I haven’t set foot into my church since early March of last year, just before Indiana locked down for the pandemic. That level of lockdown ended after several weeks, and West Park Christian Church decided to reopen last July.

It was challenging to arrive at that decision. Some of our elders wanted to open sooner, saying that we shouldn’t live in fear, and that us staying closed was starving our members of Christian community.
I took offense to the first point — it’s prudent, not fearful, to avoid a disease that can kill you, or leave you with chronic health difficulties, or at least lay you up for a solid two weeks while it has its way with you. God won’t protect us from it simply because we gather to worship him. Anyone who thinks so has a gross misunderstanding of faith and the nature of God.
I conceded the second point. I’ll come back to that in a minute.
Other elders, including me, took the position that our first duty is to keep our congregation healthy, especially given how many of them are elderly or have health conditions that put them at serious COVID risk. I wasn’t eager to stand before God one day explaining the people who suffered or died because I voted to open too soon.
We reached a compromise: we would ask at-risk people to stay away, require masks for all who enter, and alter the service to limit physical proximity. I’m naturally drawn to compromise so I said yes, but soon after I felt a regret I’ve never shaken.
Margaret and I have not been willing to expose ourselves to COVID risk, so we’ve stayed away. Most Sunday mornings we take in the services of North Point Community Church on our TV via our Roku. We both value the teaching of North Point pastor Andy Stanley; even before this, we often listened to his sermons on long car trips.
But a sermon is not the complete church experience, and it is not the main reason to attend church. We go to church to be a part of a community where we can encourage each other in the faith. Hebrews 10:24-25 lay it out very well:
And let us consider how we may spur one another on toward love and good deeds, not giving up meeting together, as some are in the habit of doing, but encouraging one another.

Sure, a sermon is part of the worship experience. So is singing, and praying, and giving — other Scripture provides for all of these practices. But the point of these verses in Hebrews is that we’re meant to be Christians in community. This is a faith we do with others, if for no other reason than we can help each other stay with it and keep growing in it. Classically, we find Christian community in church.

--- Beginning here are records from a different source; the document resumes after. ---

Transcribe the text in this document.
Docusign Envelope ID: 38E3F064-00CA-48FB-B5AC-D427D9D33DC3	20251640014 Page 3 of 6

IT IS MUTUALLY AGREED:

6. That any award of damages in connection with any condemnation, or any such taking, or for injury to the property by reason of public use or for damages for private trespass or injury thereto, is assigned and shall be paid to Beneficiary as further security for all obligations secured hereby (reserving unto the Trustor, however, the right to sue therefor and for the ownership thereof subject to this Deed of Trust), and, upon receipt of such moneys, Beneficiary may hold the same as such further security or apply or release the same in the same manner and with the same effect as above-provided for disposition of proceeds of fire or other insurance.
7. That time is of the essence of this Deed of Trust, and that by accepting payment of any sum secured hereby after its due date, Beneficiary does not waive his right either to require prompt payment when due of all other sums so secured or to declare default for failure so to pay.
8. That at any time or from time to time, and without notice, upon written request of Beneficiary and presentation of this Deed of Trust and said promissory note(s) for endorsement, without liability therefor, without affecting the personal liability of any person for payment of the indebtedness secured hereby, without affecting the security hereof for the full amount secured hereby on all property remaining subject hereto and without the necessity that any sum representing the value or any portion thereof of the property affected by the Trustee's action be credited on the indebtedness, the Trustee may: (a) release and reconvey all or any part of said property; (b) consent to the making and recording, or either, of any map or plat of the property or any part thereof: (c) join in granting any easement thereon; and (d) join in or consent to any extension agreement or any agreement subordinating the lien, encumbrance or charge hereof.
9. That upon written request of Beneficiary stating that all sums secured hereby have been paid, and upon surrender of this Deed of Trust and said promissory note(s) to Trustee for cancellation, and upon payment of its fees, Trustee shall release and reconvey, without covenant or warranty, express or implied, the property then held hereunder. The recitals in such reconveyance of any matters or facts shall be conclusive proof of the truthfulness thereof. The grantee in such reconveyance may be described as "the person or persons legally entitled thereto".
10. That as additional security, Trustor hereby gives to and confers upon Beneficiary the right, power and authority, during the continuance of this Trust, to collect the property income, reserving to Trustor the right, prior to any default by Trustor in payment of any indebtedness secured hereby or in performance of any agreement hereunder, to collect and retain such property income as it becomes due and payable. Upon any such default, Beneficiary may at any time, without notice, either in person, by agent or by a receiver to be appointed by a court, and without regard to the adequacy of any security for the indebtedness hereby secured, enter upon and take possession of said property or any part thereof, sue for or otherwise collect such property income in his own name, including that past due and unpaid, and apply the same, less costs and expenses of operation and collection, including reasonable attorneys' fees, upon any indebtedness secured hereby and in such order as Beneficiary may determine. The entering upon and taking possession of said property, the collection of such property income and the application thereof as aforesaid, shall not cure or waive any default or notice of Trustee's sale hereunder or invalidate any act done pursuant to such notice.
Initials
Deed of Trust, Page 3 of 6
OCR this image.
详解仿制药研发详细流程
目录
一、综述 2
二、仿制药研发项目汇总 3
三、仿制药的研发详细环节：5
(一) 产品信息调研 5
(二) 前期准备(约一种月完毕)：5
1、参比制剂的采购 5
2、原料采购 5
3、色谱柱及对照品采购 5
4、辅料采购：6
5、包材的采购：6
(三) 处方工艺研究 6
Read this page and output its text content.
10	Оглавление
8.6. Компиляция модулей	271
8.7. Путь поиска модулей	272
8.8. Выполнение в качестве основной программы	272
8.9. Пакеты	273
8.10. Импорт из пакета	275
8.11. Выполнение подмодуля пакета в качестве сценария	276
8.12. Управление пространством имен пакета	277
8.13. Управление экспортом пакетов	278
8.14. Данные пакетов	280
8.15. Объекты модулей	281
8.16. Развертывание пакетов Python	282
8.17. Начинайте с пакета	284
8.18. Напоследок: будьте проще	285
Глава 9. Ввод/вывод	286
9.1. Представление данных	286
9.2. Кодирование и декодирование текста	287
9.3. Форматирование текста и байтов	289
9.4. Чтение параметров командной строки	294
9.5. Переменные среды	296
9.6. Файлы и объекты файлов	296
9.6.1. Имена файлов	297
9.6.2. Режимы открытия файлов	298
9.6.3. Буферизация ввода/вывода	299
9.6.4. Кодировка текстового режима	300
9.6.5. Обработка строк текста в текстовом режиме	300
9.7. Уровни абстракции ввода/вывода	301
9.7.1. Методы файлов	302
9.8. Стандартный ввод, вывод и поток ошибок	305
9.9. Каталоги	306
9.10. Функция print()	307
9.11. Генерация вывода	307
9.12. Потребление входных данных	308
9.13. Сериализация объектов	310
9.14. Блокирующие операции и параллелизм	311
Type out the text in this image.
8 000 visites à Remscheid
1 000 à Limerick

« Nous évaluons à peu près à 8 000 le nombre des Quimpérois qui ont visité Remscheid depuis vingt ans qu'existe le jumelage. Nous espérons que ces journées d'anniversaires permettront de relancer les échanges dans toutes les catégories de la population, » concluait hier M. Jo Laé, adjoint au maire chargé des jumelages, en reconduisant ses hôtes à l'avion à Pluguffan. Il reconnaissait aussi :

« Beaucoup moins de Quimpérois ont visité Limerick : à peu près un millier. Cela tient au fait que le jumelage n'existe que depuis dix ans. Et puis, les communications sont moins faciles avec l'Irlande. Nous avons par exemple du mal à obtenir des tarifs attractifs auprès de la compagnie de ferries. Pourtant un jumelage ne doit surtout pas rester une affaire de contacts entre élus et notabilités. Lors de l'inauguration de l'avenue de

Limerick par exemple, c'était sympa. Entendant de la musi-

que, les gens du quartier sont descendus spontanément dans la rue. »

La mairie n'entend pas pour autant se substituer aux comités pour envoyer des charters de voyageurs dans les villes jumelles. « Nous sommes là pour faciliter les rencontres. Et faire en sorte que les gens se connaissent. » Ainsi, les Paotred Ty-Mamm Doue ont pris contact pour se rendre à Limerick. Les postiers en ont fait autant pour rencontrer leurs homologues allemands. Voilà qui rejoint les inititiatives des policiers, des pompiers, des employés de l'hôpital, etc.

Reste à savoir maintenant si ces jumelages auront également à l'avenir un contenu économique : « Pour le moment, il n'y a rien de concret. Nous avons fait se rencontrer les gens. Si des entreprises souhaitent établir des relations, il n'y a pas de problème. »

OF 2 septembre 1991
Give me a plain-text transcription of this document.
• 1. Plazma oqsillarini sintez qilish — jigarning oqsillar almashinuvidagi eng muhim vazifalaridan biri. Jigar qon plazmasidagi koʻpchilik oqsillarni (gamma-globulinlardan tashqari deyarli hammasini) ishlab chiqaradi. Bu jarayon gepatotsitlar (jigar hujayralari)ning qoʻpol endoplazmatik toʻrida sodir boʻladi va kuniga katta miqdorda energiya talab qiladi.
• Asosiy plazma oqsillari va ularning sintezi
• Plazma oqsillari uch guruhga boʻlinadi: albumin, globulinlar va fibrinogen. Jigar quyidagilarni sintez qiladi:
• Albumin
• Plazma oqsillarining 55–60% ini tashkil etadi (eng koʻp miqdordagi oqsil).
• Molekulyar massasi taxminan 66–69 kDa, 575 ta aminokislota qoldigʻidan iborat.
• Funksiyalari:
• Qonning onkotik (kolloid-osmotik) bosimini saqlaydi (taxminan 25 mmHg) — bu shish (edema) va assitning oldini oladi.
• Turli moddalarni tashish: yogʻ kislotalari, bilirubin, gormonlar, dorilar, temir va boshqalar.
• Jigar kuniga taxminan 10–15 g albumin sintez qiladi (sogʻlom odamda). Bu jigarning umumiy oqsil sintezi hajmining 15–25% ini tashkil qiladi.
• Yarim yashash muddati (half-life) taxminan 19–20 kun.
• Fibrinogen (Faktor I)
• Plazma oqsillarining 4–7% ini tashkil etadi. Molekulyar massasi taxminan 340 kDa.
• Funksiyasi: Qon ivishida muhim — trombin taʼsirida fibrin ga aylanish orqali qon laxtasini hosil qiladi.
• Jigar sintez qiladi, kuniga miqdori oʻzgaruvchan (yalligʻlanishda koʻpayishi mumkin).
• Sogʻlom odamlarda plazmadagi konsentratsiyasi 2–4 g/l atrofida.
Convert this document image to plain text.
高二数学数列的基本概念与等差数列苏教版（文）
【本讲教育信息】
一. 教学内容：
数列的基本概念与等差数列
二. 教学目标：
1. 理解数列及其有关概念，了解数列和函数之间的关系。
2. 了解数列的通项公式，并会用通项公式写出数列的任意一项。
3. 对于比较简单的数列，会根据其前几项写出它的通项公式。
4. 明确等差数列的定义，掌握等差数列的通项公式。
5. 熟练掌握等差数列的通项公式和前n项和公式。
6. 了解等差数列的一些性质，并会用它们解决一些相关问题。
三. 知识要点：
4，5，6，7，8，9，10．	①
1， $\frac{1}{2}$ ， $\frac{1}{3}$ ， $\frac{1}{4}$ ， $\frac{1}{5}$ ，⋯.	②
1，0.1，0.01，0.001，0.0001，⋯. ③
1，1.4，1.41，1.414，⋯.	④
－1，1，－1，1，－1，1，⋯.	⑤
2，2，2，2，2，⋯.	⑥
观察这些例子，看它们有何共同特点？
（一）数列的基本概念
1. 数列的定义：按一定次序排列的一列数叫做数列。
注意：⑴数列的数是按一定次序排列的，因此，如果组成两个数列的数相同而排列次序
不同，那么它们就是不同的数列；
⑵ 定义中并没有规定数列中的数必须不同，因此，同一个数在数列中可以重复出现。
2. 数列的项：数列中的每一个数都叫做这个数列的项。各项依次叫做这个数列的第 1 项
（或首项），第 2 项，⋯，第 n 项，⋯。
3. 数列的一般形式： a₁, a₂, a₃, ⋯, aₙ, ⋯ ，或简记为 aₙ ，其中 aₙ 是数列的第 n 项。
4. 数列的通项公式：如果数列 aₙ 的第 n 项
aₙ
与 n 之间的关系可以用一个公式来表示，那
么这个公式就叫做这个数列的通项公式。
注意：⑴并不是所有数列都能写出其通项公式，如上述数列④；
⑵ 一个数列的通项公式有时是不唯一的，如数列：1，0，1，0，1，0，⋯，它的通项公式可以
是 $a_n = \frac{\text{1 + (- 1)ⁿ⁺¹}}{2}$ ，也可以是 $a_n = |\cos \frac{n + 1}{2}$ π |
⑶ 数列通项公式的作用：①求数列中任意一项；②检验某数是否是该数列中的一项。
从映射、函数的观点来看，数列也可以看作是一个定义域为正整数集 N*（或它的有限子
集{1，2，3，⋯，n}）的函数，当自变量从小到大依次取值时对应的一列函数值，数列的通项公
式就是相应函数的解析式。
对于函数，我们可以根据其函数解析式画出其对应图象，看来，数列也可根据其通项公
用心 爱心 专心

That’s what’s been missing for Margaret and me as we’ve watched Andy Stanley preach every week. I can’t write with certainty about Margaret’s experience, but I can about mine: I feel increasingly isolated in my faith. I’ve lost feeling connected to fellow Christians. In parallel, the habits of my faith have fallen off, or feel increasingly stale. I don’t pray as often. I’m not in the Bible as much, and when I do study it, the words often fail to connect with me. And I’m not doing very much that expresses my faith. My faith is action-oriented: what mission am I on and what am I doing to move that in service to him is critically important. I’m not doing anything related to God’s mission right now. Margaret and I have our hands full holding things together with some family challenges during a time when everything is more difficult anyway.
For a long time, I believed that God wanted me to be a part of my church’s urban mission. We did our best to meet our neighbors, most of whom know the problems of poverty, lift them up as best we could, and introduce them to Jesus. My ability to organize and run things helped my church execute on its mission more effectively.
Since the pandemic, I’ve become disconnected from that mission. What is right in front of me is my family, whose spiritual needs have been underserved and often unmet for months now. I feel compelled to give all of my attention to us.
It’s become clear to me over the last couple years that my church’s leaders need to live in its neighborhood. People like me who don’t live there just can’t be fully involved, and full involvement is needed. We live a good 30 minutes away. And we don’t feel at all led to move there.
Moreover, as an elder it’s my duty to minister to our people. But I and my family need ministering. We’re out of spiritual gas.
I think that my time at West Park is coming to an end. Margaret and I agree that when we think it’s safe for us to return to in-person worship, that we will choose a church together. (I was at West Park long before we met, and she is technically still a member at the megachurch she attended with her children for nearly 20 years.) We want to find a community of Christians where we can make friends and find mutual encouragement in life and in the faith.
As we contemplate and (soon) search for a new church home, we feel church homeless.